We will start our analysis by reading in our data. You are given data in the form of a .txt file. The data is comma delineated, meaning that each value in a row is separated by a comma rather than a space or tab. Feel free to read in the data however you like, but a good function to use is [numpy.genfromtxt()](https://numpy.org/doc/stable/reference/generated/numpy.genfromtxt.html)

Make sure you assign the values of each column to different variables!

In [None]:
import numpy

You should now have 5 arrays of data: a wavelength array, a flux array for the model and data, and a error array for both as well. The first step is always to normalize the spectrum of the data and model. A typical normalization would involve finding the largest flux value in the whole dataset and dividing every data point by that value. Be sure to divide all of the model flux values by the **same** value.

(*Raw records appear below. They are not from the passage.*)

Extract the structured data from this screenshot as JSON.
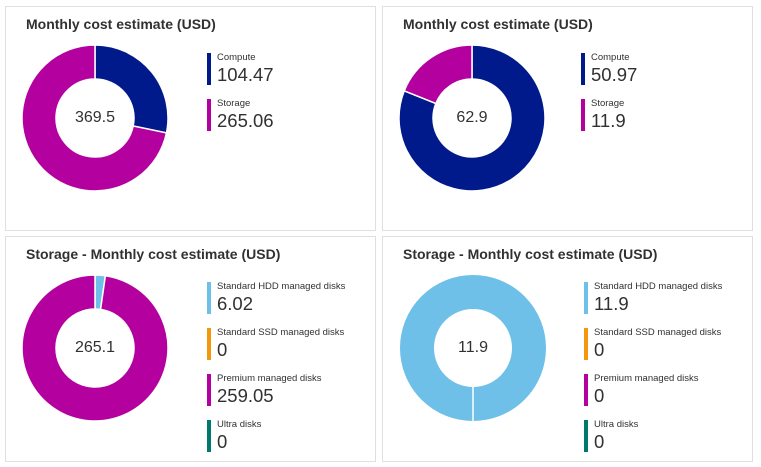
{
  "colors": {
    "compute": "#001a8c",
    "storage": "#b4009e",
    "standard_hdd": "#6ec0e8",
    "standard_ssd": "#f2970e",
    "premium": "#b4009e",
    "ultra": "#00786c"
  },
  "chart_data": [
    {
      "type": "pie",
      "title": "Monthly cost estimate (USD)",
      "center_label": "369.5",
      "series": [
        {
          "name": "Compute",
          "value": 104.47,
          "display": "104.47",
          "color": "#001a8c"
        },
        {
          "name": "Storage",
          "value": 265.06,
          "display": "265.06",
          "color": "#b4009e"
        }
      ]
    },
    {
      "type": "pie",
      "title": "Monthly cost estimate (USD)",
      "center_label": "62.9",
      "series": [
        {
          "name": "Compute",
          "value": 50.97,
          "display": "50.97",
          "color": "#001a8c"
        },
        {
          "name": "Storage",
          "value": 11.9,
          "display": "11.9",
          "color": "#b4009e"
        }
      ]
    },
    {
      "type": "pie",
      "title": "Storage - Monthly cost estimate (USD)",
      "center_label": "265.1",
      "series": [
        {
          "name": "Standard HDD managed disks",
          "value": 6.02,
          "display": "6.02",
          "color": "#6ec0e8"
        },
        {
          "name": "Standard SSD managed disks",
          "value": 0,
          "display": "0",
          "color": "#f2970e"
        },
        {
          "name": "Premium managed disks",
          "value": 259.05,
          "display": "259.05",
          "color": "#b4009e"
        },
        {
          "name": "Ultra disks",
          "value": 0,
          "display": "0",
          "color": "#00786c"
        }
      ]
    },
    {
      "type": "pie",
      "title": "Storage - Monthly cost estimate (USD)",
      "center_label": "11.9",
      "series": [
        {
          "name": "Standard HDD managed disks",
          "value": 11.9,
          "display": "11.9",
          "color": "#6ec0e8"
        },
        {
          "name": "Standard SSD managed disks",
          "value": 0,
          "display": "0",
          "color": "#f2970e"
        },
        {
          "name": "Premium managed disks",
          "value": 0,
          "display": "0",
          "color": "#b4009e"
        },
        {
          "name": "Ultra disks",
          "value": 0,
          "display": "0",
          "color": "#00786c"
        }
      ]
    }
  ]
}
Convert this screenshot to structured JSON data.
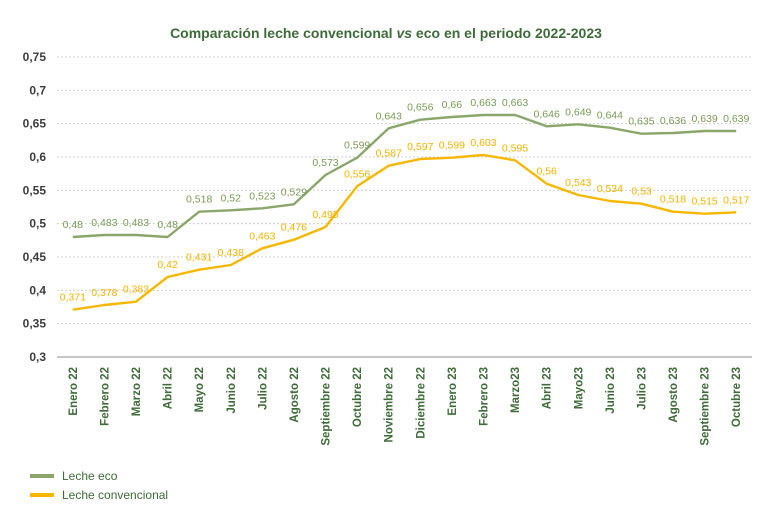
{
  "chart_data": {
    "type": "line",
    "title_pre": "Comparación leche convencional ",
    "title_em": "vs",
    "title_post": " eco en el periodo 2022-2023",
    "categories": [
      "Enero 22",
      "Febrero 22",
      "Marzo 22",
      "Abril 22",
      "Mayo 22",
      "Junio 22",
      "Julio 22",
      "Agosto 22",
      "Septiembre 22",
      "Octubre 22",
      "Noviembre 22",
      "Diciembre 22",
      "Enero 23",
      "Febrero 23",
      "Marzo23",
      "Abril 23",
      "Mayo23",
      "Junio 23",
      "Julio 23",
      "Agosto 23",
      "Septiembre 23",
      "Octubre 23"
    ],
    "yticks": [
      "0,3",
      "0,35",
      "0,4",
      "0,45",
      "0,5",
      "0,55",
      "0,6",
      "0,65",
      "0,7",
      "0,75"
    ],
    "ylim": [
      0.3,
      0.75
    ],
    "grid": "horizontal dotted",
    "legend_position": "bottom-left",
    "series": [
      {
        "name": "Leche eco",
        "color": "#8aa66b",
        "values": [
          0.48,
          0.483,
          0.483,
          0.48,
          0.518,
          0.52,
          0.523,
          0.529,
          0.573,
          0.599,
          0.643,
          0.656,
          0.66,
          0.663,
          0.663,
          0.646,
          0.649,
          0.644,
          0.635,
          0.636,
          0.639,
          0.639
        ],
        "labels": [
          "0,48",
          "0,483",
          "0,483",
          "0,48",
          "0,518",
          "0,52",
          "0,523",
          "0,529",
          "0,573",
          "0,599",
          "0,643",
          "0,656",
          "0,66",
          "0,663",
          "0,663",
          "0,646",
          "0,649",
          "0,644",
          "0,635",
          "0,636",
          "0,639",
          "0,639"
        ]
      },
      {
        "name": "Leche convencional",
        "color": "#f5b700",
        "values": [
          0.371,
          0.378,
          0.383,
          0.42,
          0.431,
          0.438,
          0.463,
          0.476,
          0.495,
          0.556,
          0.587,
          0.597,
          0.599,
          0.603,
          0.595,
          0.56,
          0.543,
          0.534,
          0.53,
          0.518,
          0.515,
          0.517
        ],
        "labels": [
          "0,371",
          "0,378",
          "0,383",
          "0,42",
          "0,431",
          "0,438",
          "0,463",
          "0,476",
          "0,495",
          "0,556",
          "0,587",
          "0,597",
          "0,599",
          "0,603",
          "0,595",
          "0,56",
          "0,543",
          "0,534",
          "0,53",
          "0,518",
          "0,515",
          "0,517"
        ]
      }
    ]
  }
}
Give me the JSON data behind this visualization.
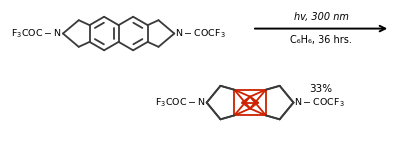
{
  "bg_color": "#ffffff",
  "structure_color": "#3a3a3a",
  "red_color": "#cc2200",
  "text_above_arrow": "hv, 300 nm",
  "text_below_arrow": "C₆H₆, 36 hrs.",
  "yield_text": "33%",
  "figsize": [
    4.0,
    1.42
  ],
  "dpi": 100
}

Now, we smooth the data. In practice this means reducing the resolution of our data by approximating a range of points as one data point whose value is the average of those that comprise it. This may sound difficult, but the Scipy library makes its surprisingly simple. Refer to the documentation for [scipy.stats.binned_statistic()](https://scipy.github.io/devdocs/reference/generated/scipy.stats.binned_statistic.html)

In [None]:
import scipy.stats

Before we can caluclate the TFR, we also have to fit the model to the data. We do this because the model will likely be on a different scaling, so we have to fit it to the data to get any sort of accurate results.

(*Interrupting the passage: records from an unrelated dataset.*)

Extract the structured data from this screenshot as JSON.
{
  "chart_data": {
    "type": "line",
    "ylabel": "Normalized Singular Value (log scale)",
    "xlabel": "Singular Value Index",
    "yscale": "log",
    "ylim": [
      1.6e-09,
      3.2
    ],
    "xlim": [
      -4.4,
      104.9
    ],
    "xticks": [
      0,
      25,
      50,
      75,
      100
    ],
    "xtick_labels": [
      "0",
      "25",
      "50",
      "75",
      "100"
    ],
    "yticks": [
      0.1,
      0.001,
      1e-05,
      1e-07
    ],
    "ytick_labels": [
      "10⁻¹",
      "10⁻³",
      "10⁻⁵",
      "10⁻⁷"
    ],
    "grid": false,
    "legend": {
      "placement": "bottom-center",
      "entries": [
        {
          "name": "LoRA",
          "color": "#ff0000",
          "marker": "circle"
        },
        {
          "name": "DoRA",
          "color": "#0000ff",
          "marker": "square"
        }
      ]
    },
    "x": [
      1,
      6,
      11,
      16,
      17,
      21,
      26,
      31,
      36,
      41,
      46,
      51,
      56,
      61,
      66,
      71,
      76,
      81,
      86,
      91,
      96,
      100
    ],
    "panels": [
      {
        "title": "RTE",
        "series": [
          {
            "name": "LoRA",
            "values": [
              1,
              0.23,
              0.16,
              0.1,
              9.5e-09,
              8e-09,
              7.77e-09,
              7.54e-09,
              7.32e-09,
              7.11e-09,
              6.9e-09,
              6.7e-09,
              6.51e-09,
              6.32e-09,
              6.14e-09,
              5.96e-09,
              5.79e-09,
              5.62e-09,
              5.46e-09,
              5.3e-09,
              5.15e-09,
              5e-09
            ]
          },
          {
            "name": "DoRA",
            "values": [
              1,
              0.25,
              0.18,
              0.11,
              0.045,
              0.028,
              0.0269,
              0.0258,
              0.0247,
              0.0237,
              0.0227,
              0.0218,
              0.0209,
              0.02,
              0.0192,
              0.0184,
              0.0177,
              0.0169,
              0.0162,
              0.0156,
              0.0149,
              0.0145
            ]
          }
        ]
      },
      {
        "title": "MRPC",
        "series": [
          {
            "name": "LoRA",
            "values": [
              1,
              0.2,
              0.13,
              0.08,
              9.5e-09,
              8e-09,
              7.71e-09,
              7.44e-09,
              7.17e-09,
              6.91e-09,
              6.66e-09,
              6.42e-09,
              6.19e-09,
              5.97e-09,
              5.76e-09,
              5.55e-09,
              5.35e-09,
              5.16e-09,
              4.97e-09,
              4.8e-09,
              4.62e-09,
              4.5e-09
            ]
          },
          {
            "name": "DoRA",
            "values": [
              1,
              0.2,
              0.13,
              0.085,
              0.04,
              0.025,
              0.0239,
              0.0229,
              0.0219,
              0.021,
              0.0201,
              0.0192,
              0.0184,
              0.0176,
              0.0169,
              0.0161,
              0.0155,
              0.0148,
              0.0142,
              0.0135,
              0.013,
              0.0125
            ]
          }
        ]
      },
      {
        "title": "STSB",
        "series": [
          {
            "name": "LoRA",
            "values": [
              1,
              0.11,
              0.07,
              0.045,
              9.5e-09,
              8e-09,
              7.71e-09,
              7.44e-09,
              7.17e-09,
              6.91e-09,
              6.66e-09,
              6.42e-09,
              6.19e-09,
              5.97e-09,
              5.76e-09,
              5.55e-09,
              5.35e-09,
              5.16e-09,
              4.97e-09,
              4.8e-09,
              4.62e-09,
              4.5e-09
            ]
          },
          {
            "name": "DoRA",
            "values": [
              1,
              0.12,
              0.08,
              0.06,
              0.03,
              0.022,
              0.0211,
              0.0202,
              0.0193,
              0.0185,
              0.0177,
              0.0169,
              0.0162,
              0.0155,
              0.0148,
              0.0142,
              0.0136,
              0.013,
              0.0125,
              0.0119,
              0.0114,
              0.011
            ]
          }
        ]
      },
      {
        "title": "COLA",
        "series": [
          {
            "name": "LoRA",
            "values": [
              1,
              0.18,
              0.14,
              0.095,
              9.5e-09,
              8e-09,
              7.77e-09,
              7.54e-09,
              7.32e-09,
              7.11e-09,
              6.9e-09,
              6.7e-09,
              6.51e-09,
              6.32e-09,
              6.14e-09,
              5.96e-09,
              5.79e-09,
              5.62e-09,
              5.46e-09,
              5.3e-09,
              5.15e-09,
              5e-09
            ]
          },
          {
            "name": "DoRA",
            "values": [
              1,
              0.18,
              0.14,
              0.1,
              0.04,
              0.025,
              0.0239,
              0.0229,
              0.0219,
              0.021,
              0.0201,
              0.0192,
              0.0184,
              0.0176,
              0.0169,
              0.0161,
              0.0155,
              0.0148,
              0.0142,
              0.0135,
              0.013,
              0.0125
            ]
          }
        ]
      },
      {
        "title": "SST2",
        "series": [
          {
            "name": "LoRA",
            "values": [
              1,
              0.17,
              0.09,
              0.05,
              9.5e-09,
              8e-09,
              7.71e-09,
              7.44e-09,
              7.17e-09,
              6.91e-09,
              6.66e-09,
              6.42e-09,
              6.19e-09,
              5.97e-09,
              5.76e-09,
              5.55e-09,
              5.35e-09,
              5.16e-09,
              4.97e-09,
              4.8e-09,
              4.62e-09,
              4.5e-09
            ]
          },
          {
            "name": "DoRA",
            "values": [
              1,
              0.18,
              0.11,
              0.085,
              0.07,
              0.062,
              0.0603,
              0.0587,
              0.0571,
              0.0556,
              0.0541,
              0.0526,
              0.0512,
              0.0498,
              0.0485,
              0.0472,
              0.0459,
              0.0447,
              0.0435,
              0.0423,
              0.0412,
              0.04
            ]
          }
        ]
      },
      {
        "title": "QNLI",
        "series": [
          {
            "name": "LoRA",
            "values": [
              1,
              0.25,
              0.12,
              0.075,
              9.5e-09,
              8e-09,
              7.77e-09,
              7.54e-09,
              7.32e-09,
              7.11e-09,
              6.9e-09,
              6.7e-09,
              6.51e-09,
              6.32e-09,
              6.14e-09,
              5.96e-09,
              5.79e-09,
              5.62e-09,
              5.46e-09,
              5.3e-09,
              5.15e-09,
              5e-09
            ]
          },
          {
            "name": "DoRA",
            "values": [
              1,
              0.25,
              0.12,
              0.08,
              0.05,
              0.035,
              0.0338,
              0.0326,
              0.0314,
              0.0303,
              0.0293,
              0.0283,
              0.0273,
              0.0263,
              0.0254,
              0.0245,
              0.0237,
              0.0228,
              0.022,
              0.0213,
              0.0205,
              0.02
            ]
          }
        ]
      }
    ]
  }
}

We will fit the data by simply assuming that the model spectrum is equal to our data spectrum multiplied by some constant, or:

$$ Model = k \times Data$$

We can use the Scipy library again to find the best value for k. In particular: [scipy.optimize.curve_fit()](https://docs.scipy.org/doc/scipy/reference/generated/scipy.optimize.curve_fit.html).

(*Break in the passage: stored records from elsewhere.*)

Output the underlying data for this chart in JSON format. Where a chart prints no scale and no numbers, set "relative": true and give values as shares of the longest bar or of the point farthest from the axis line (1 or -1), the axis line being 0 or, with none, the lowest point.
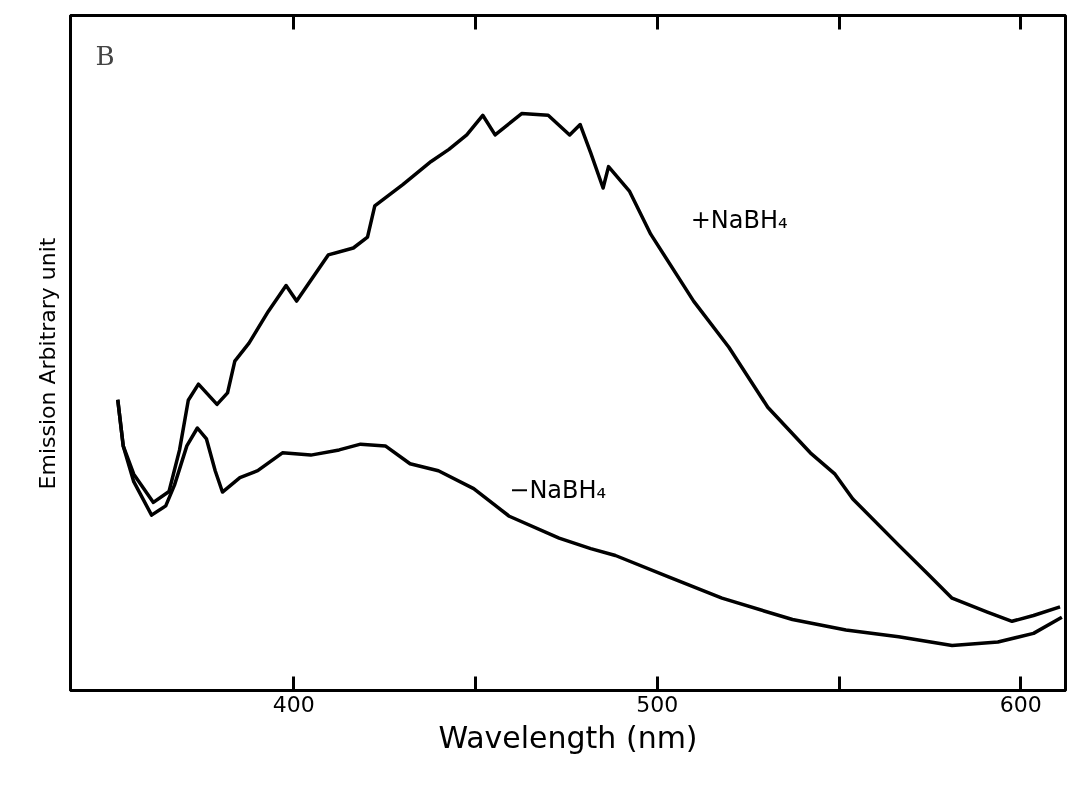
{
  "chart_data": {
    "type": "line",
    "relative": true,
    "xlabel": "Wavelength (nm)",
    "ylabel": "Emission    Arbitrary unit",
    "annotations": [
      "B"
    ],
    "xlim": [
      338.6,
      612.3
    ],
    "xticks": [
      400,
      {
        "value": 450,
        "label": null
      },
      500,
      {
        "value": 550,
        "label": null
      },
      600
    ],
    "grid": false,
    "marker": "none",
    "line_style": "solid",
    "series": [
      {
        "name": "+NaBH₄",
        "color": "#000000",
        "x": [
          351.6,
          353.1,
          356,
          361.4,
          365.7,
          368.6,
          371,
          373.8,
          378.9,
          381.8,
          383.8,
          387.7,
          393,
          397.9,
          400.8,
          409.5,
          416.4,
          420.3,
          422.3,
          430,
          437.8,
          442.7,
          447.6,
          452,
          455.4,
          462.7,
          470,
          475.9,
          478.8,
          481.7,
          485.1,
          486.6,
          492.4,
          498.2,
          510,
          519.7,
          530.4,
          542.1,
          548.9,
          553.8,
          566.4,
          574.3,
          581.1,
          590.8,
          597.6,
          603.5,
          610.8
        ],
        "values": [
          0.504,
          0.424,
          0.375,
          0.326,
          0.345,
          0.417,
          0.503,
          0.531,
          0.496,
          0.516,
          0.571,
          0.602,
          0.657,
          0.702,
          0.675,
          0.755,
          0.767,
          0.786,
          0.84,
          0.877,
          0.917,
          0.938,
          0.963,
          0.997,
          0.963,
          1.0,
          0.997,
          0.963,
          0.981,
          0.932,
          0.871,
          0.908,
          0.865,
          0.791,
          0.675,
          0.595,
          0.491,
          0.412,
          0.375,
          0.332,
          0.252,
          0.203,
          0.16,
          0.136,
          0.12,
          0.13,
          0.145
        ]
      },
      {
        "name": "−NaBH₄",
        "color": "#000000",
        "x": [
          351.6,
          353.1,
          356,
          360.9,
          364.8,
          367.2,
          370.6,
          373.5,
          376,
          378.4,
          380.4,
          385.2,
          390.1,
          396.9,
          404.7,
          412.5,
          418.4,
          425.2,
          432,
          439.8,
          449.5,
          459.3,
          473,
          481.7,
          488.5,
          503.1,
          517.8,
          537.2,
          551.9,
          566.4,
          581.1,
          593.7,
          603.5,
          611.3
        ],
        "values": [
          0.504,
          0.424,
          0.362,
          0.304,
          0.32,
          0.356,
          0.424,
          0.455,
          0.436,
          0.381,
          0.344,
          0.369,
          0.381,
          0.412,
          0.408,
          0.417,
          0.427,
          0.424,
          0.393,
          0.381,
          0.35,
          0.302,
          0.264,
          0.246,
          0.234,
          0.197,
          0.16,
          0.123,
          0.105,
          0.093,
          0.078,
          0.084,
          0.099,
          0.127
        ]
      }
    ]
  }
}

When making our fit, we only want to use the part of the spectrum that is redward of the $Ly$-$\alpha$ peak. So you will have to define truncated data and model arrays that only include wavelengths redward of $\lambda_{rest} = 1216$ Å.

Before writing your code, spend a few minutes and write down below why we only want to fit the model to this particular part of the spectrum.

Now we calculate the TFR or Transmitted Flux Ratio. For each wavelength in your array, divide the flux you have for your data, by the flux at that wavelength for the model. Print your results below.

As you know, the near zone begins at the $Ly$-$\alpha$ emission peak of the quasar. You can find where this is in the data by redshifting it's rest wavelength of 1216 Å. Starting at this point and moving blueward (towards lower wavelengths), find the first wavelength where the TFR goes below 0.1

Using the equation we derived earlier, calculate the redshift of the hydrogen atom at the end of the near zone, and use this to find the near zone size. Pay attention to units!

Extension: Make a plot of the TFR and Near Zone. Make one where the x axis is wavelength and one where the x axis is distance.